2. Fixed Bin Width (CT) Recommended for CT scans, where Hounsfield Units (HU) represent absolute physical densities (e.g., water = 0 HU, bone = ~1000 HU). Using a fixed bin count on CTs would destroy this absolute density mapping. Instead, this method clips the image to a defined range \([Q_{min}, Q_{max}]\) and divides the intensities into bins of a fixed physical width, \(W\) (BinWidth).

\[I_{clipped} = \max(Q_{min}, \min(I, Q_{max}))\]
\[X_{d} = \left\lfloor \frac{I_{clipped} - Q_{min}}{W} \right\rfloor\]
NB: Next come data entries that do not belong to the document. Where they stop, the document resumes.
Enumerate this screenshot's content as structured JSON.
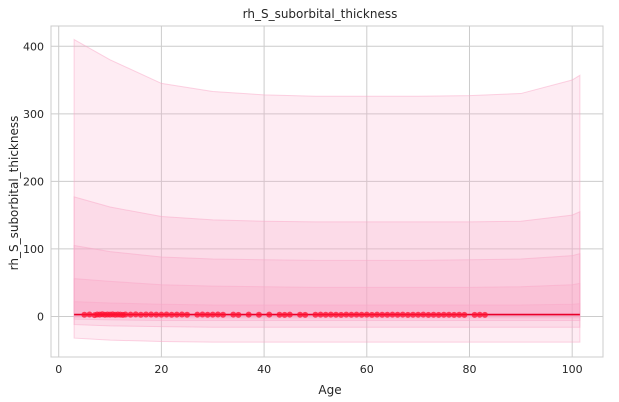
{
  "chart_data": {
    "type": "scatter",
    "title": "rh_S_suborbital_thickness",
    "xlabel": "Age",
    "ylabel": "rh_S_suborbital_thickness",
    "xlim": [
      -1.5,
      106
    ],
    "ylim": [
      -60,
      430
    ],
    "xticks": [
      0,
      20,
      40,
      60,
      80,
      100
    ],
    "yticks": [
      0,
      100,
      200,
      300,
      400
    ],
    "grid": true,
    "colors": {
      "points": "#ff1030",
      "fit_line": "#e8002a",
      "band": "#f9a8c8",
      "grid": "#cccccc",
      "spine": "#cccccc"
    },
    "bands": [
      {
        "name": "outer",
        "opacity": 0.22,
        "x": [
          3,
          10,
          20,
          30,
          40,
          50,
          60,
          70,
          80,
          90,
          100,
          101.5
        ],
        "upper": [
          410,
          380,
          345,
          333,
          328,
          326,
          326,
          326,
          327,
          330,
          350,
          357
        ],
        "lower": [
          -32,
          -35,
          -37,
          -38,
          -38,
          -38,
          -38,
          -38,
          -38,
          -38,
          -38,
          -38
        ]
      },
      {
        "name": "second",
        "opacity": 0.25,
        "x": [
          3,
          10,
          20,
          30,
          40,
          50,
          60,
          70,
          80,
          90,
          100,
          101.5
        ],
        "upper": [
          177,
          162,
          148,
          143,
          141,
          140,
          140,
          140,
          140,
          141,
          150,
          155
        ],
        "lower": [
          -12,
          -14,
          -15,
          -16,
          -16,
          -16,
          -16,
          -16,
          -16,
          -16,
          -16,
          -16
        ]
      },
      {
        "name": "third",
        "opacity": 0.28,
        "x": [
          3,
          10,
          20,
          30,
          40,
          50,
          60,
          70,
          80,
          90,
          100,
          101.5
        ],
        "upper": [
          105,
          96,
          88,
          85,
          84,
          83,
          83,
          83,
          84,
          85,
          90,
          93
        ],
        "lower": [
          -4,
          -5,
          -6,
          -6,
          -6,
          -6,
          -6,
          -6,
          -6,
          -6,
          -6,
          -6
        ]
      },
      {
        "name": "fourth",
        "opacity": 0.3,
        "x": [
          3,
          10,
          20,
          30,
          40,
          50,
          60,
          70,
          80,
          90,
          100,
          101.5
        ],
        "upper": [
          56,
          52,
          47,
          45,
          44,
          43,
          43,
          43,
          43,
          44,
          47,
          49
        ],
        "lower": [
          -1,
          -1,
          -2,
          -2,
          -2,
          -2,
          -2,
          -2,
          -2,
          -2,
          -2,
          -2
        ]
      },
      {
        "name": "inner",
        "opacity": 0.35,
        "x": [
          3,
          10,
          20,
          30,
          40,
          50,
          60,
          70,
          80,
          90,
          100,
          101.5
        ],
        "upper": [
          22,
          20,
          18,
          17,
          17,
          17,
          17,
          17,
          17,
          17,
          18,
          19
        ],
        "lower": [
          1,
          1,
          1,
          1,
          1,
          1,
          1,
          1,
          1,
          1,
          1,
          1
        ]
      }
    ],
    "fit_line": {
      "x": [
        3,
        101.5
      ],
      "y": [
        2.8,
        2.8
      ]
    },
    "points": {
      "x": [
        5,
        6,
        7,
        7.5,
        8,
        8.5,
        9,
        9.5,
        10,
        10.5,
        11,
        11.5,
        12,
        12.5,
        13,
        14,
        15,
        16,
        17,
        18,
        19,
        20,
        21,
        22,
        23,
        24,
        25,
        27,
        28,
        29,
        30,
        31,
        32,
        34,
        35,
        37,
        39,
        41,
        43,
        44,
        45,
        47,
        48,
        50,
        51,
        52,
        53,
        54,
        55,
        56,
        57,
        58,
        59,
        60,
        61,
        62,
        63,
        64,
        65,
        66,
        67,
        68,
        69,
        70,
        71,
        72,
        73,
        74,
        75,
        76,
        77,
        78,
        79,
        81,
        82,
        83
      ],
      "y": [
        2.5,
        3,
        2,
        3,
        2.8,
        3.2,
        2.5,
        3,
        2.7,
        3.1,
        2.6,
        3,
        2.8,
        2.4,
        3,
        2.8,
        3.1,
        2.6,
        2.9,
        3,
        2.7,
        2.8,
        3,
        2.5,
        2.7,
        2.9,
        2.6,
        2.8,
        3,
        2.5,
        2.7,
        2.9,
        2.6,
        2.8,
        2.4,
        2.7,
        2.5,
        2.8,
        2.6,
        2.4,
        2.7,
        2.5,
        2.3,
        2.6,
        2.8,
        2.5,
        2.7,
        2.6,
        2.4,
        2.8,
        2.5,
        2.7,
        2.6,
        2.8,
        2.4,
        2.7,
        2.5,
        2.6,
        2.8,
        2.5,
        2.7,
        2.4,
        2.6,
        2.5,
        2.7,
        2.3,
        2.6,
        2.4,
        2.5,
        2.6,
        2.4,
        2.5,
        2.3,
        2.4,
        2.5,
        2.3
      ]
    }
  }
}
In this mode, GLAM dynamically calculates the total number of gray levels needed to cover the range: \(N_g = \lceil (Q_{max} - Q_{min}) / W \rceil\). This ensures the meaning of “Gray Level 5” is identical across every patient in your dataset.

Basic Extraction Script

The following script demonstrates how to initialize the global configuration and process a cohort of scans.

Note

If you are running on a multi-core system, you can increase the NumWorkers in your config file to enable parallel processing.

import os
from glam_radiomics.config import load_config
from glam_radiomics.run import process_scans

# 1. Define your project paths
CONFIG_PATH = "path_to/config.ini"
INPUT_DIR = "path_to/mri_scans"
OUTPUT_DIR = "path_to/results"
PROJECT_NAME = "My_GLAM_Project"

def main():
    # 2. Load the configuration globally
    load_config(CONFIG_PATH)

    # 3. Ensure the output directory exists
    if not os.path.exists(OUTPUT_DIR):
        os.makedirs(OUTPUT_DIR)

    # 4. Execute the analysis
    process_scans(
        INPUT_DIR,
        OUTPUT_DIR,
        project_name=PROJECT_NAME,
        config_path=CONFIG_PATH
    )

if __name__ == '__main__':
    main()

Batch Processing Multiple Scans

For multi-center studies or large cohorts, you can configure a script to loop through multiple project directories. This approach utilizes parallel processing defined by NumWorkers in your config.ini.

import os
from glam_radiomics.config import load_config
from glam_radiomics.run import process_scans

CONFIG_PATH = "path/to/config.ini"

# Define project batches (Project Name, Input, Output)
projects_to_run = [
    ("Cohort_A", "C:/data/cohort_a_scans", "C:/results/cohort_a"),
    ("Cohort_B", "C:/data/cohort_b_scans", "C:/results/cohort_b")
]

def main():
    load_config(CONFIG_PATH)

    for proj_name, input_path, output_path in projects_to_run:
        if not os.path.exists(output_path):
            os.makedirs(output_path)

        process_scans(input_path, output_path,
                      project_name=proj_name,
                      config_path=CONFIG_PATH)

if __name__ == '__main__':
    main()

Output Files

After execution, the output directory will contain:

  1. GLAM Matrices: CSV files containing the \(N \times N\) interaction data (e.g., PressureVirial_Symlog.csv).

  2. Feature CSVs: Consolidated tables of physics descriptors (3d_glam_primary_features.csv) and topological metrics (3d_glam_meta_and_radiomic_features.csv).

  3. Log Files: Details on the extraction process and data harmonization.